Japan’s Securities and Exchange Surveillance Commission (SESC) has recommended administrative action against Tokyo-based Moomoo Securities. The recommendation, submitted to the Prime Minister and the Commissioner of the Financial Services Agency (FSA), follows an agency investigation that uncovered severe compliance breaches, misleading retail practices, and systemic operational deficiencies at the online brokerage.

Misleading NISA Practices and Poor Remediation

According to the regulator, Moomoo Securities launched internet-based trading services for retail investors in October 2023, expanding to offer tax-free Nippon Individual Savings Accounts (NISA) in January 2024. Driven by aggressive marketing campaigns offering perks like free stock, the firm experienced rapid user growth.

However, the SESC’s inspection revealed that between February and May 2025, the broker mislabeled 77 non-eligible US ETFs and ETNs as NISA-compliant on its platform due to a lack of internal controls and an inadequate understanding of tax regulations. This led to 59 clients mistakenly executing trades through tax-exempt accounts.

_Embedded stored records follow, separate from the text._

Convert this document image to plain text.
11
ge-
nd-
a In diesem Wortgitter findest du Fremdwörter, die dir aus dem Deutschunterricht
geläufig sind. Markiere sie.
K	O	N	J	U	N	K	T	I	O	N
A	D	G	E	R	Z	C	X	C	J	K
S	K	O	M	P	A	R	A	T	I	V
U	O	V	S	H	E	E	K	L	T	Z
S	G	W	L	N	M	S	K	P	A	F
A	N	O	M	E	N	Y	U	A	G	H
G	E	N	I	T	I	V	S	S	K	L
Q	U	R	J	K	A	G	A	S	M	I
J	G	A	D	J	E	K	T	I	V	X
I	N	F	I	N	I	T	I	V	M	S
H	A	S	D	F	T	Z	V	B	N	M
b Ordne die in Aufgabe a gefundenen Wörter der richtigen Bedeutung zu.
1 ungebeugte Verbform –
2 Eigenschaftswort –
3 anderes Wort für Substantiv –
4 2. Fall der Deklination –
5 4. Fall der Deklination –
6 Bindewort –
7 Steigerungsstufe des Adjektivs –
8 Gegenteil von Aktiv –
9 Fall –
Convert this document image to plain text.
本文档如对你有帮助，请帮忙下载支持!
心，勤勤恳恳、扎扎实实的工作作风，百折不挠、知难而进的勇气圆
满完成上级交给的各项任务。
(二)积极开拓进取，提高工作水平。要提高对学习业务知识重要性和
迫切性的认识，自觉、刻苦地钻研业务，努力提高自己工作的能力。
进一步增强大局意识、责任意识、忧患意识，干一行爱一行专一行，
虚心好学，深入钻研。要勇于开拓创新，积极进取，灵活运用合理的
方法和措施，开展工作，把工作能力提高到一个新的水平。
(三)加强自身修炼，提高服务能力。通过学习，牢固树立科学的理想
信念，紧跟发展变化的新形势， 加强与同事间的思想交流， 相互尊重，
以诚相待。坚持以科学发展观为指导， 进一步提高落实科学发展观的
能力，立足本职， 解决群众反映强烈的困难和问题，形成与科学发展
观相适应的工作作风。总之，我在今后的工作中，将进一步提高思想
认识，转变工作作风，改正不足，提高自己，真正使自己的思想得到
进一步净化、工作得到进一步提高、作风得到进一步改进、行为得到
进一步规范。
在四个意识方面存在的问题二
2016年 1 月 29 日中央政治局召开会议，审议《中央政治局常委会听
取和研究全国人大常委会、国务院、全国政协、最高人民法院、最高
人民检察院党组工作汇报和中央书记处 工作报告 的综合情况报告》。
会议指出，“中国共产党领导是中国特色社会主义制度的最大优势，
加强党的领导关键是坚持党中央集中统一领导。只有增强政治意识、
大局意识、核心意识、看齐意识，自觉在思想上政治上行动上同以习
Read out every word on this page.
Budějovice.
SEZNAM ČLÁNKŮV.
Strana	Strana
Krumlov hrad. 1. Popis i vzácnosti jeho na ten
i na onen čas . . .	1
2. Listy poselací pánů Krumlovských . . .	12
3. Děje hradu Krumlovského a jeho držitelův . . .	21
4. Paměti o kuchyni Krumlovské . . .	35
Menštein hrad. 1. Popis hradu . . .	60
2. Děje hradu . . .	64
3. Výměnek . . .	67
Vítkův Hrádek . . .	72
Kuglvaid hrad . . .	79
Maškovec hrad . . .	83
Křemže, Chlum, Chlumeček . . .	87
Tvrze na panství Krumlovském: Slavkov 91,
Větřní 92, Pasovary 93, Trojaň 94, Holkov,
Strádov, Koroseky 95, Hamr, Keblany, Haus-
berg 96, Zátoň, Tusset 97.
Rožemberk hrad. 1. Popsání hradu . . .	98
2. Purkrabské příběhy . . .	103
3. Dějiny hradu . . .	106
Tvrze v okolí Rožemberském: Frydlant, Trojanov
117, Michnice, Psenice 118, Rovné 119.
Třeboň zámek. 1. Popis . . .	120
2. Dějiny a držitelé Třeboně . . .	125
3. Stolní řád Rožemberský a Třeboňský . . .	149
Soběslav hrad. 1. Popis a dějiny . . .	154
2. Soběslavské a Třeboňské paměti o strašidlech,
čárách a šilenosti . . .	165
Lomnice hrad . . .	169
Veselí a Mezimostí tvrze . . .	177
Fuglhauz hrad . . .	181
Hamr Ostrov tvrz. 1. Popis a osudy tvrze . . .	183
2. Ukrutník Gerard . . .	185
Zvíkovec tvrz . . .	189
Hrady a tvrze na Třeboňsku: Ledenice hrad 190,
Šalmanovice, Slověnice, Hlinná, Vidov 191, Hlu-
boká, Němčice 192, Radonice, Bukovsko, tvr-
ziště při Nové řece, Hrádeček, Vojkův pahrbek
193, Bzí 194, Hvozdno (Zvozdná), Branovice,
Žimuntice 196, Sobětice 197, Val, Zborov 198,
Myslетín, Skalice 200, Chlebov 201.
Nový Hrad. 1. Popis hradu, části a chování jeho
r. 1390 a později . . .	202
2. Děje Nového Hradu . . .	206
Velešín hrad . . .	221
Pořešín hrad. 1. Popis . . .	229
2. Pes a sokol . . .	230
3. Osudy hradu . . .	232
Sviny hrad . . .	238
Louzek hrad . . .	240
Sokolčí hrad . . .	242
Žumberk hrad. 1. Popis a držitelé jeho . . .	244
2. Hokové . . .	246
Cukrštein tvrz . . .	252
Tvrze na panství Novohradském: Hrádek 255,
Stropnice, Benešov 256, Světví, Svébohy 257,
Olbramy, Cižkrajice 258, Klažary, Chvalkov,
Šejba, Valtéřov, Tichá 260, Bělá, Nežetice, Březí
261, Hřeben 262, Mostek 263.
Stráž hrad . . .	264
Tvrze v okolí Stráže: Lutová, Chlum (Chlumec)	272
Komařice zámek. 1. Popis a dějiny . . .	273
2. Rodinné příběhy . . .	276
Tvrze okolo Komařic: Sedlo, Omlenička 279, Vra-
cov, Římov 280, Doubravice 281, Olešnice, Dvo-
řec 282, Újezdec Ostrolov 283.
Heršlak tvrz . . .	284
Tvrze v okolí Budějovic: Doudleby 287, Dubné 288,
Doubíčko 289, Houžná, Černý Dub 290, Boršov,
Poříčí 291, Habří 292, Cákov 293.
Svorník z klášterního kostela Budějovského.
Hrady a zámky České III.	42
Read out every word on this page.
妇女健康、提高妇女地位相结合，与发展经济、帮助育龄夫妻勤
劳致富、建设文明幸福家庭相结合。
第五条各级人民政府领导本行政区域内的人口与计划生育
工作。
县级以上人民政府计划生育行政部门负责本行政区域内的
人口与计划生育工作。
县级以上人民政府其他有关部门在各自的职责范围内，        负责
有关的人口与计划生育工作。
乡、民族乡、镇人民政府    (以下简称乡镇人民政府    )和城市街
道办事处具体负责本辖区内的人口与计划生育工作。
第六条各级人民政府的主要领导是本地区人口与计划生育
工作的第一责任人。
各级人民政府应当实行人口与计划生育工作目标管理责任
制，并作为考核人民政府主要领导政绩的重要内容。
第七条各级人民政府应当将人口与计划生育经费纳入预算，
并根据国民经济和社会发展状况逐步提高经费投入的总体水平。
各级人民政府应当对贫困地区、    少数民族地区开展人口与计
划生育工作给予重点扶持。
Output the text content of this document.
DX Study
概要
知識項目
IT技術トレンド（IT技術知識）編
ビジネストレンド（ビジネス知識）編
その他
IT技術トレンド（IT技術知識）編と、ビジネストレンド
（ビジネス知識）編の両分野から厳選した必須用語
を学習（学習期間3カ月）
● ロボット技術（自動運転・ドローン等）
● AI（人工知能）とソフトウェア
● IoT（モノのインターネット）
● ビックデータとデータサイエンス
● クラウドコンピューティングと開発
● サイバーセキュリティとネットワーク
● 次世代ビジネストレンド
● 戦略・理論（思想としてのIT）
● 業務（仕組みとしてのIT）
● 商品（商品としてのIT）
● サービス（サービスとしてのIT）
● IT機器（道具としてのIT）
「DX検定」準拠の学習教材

Furthermore, after being alerted to the issue and temporarily halting sales, Moomoo Securities failed to establish proper oversight mechanisms. Consequently, the firm repeated the infraction between November 2025 and January 2026, selling another ineligible US ETF under the guise of a NISA-approved product. The SESC has categorized this as a violation of the Financial Instruments and Exchange Act (FIEA) regarding the provision of false information during contract conclusions.

The regulator also heavily criticized the firm's remediation efforts as "grossly negligent" and "discriminatory". The brokerage allegedly misinformed affected clients regarding transfer options due to system limitations, failed to correct annual tax-free investment quotas for 58 out of the 59 impacted investors for months, and prioritized a single complaining client over others due to a lack of human resources.

Breach of Fiduciary Duty and AML Shortfalls

The probe also highlighted a breach of the "duty of care of a good manager" under the FIEA. Since April 2024, Moomoo Securities has maintained a blanket ban on domestic stock transfer-out requests from its clients, falsely treating transfer services as optional rather than a regulatory obligation. Similar restrictions were placed on mutual fund transfers starting September 2024. Despite publicizing on its website that it would resolve the issue, the firm had taken no concrete steps or allocated a budget to implement the necessary transfer systems.

Additionally, the firm failed to review or report suspicious transactions under the Act on Prevention of Transfer of Criminal Proceeds. Between September 2023 and July 2025, the firm neglected to assess at least 1,531 instances involving clients whose account applications were rejected, operating under the incorrect assumption that anti-money laundering (AML) obligations did not apply to rejected applicants.

Systemic Risk and Governance Failures

The SESC concluded that Moomoo Securities suffers from extensive cybersecurity and system risk management failures. Key issues cited include:

  • Inadequate risk assessments, leaving core IT infrastructure unlisted in asset registries.
  • Deficient cybersecurity protocols, including a lack of prioritized vulnerability patching and untested cyberattack contingency plans.
  • Insufficient human resources to track system outages or conduct effective independent system audits.

The regulator pointed out that the firm’s Information Security Committee (chaired by the CEO) and senior management were aware of these technical and compliance vulnerabilities for years but neglected to issue corrective directives, prioritizing rapid business expansion over investor protection and legal compliance.

Given these deep-seated managerial and internal control failures, the SESC has called for immediate administrative intervention to protect the public interest and safeguard retail investors.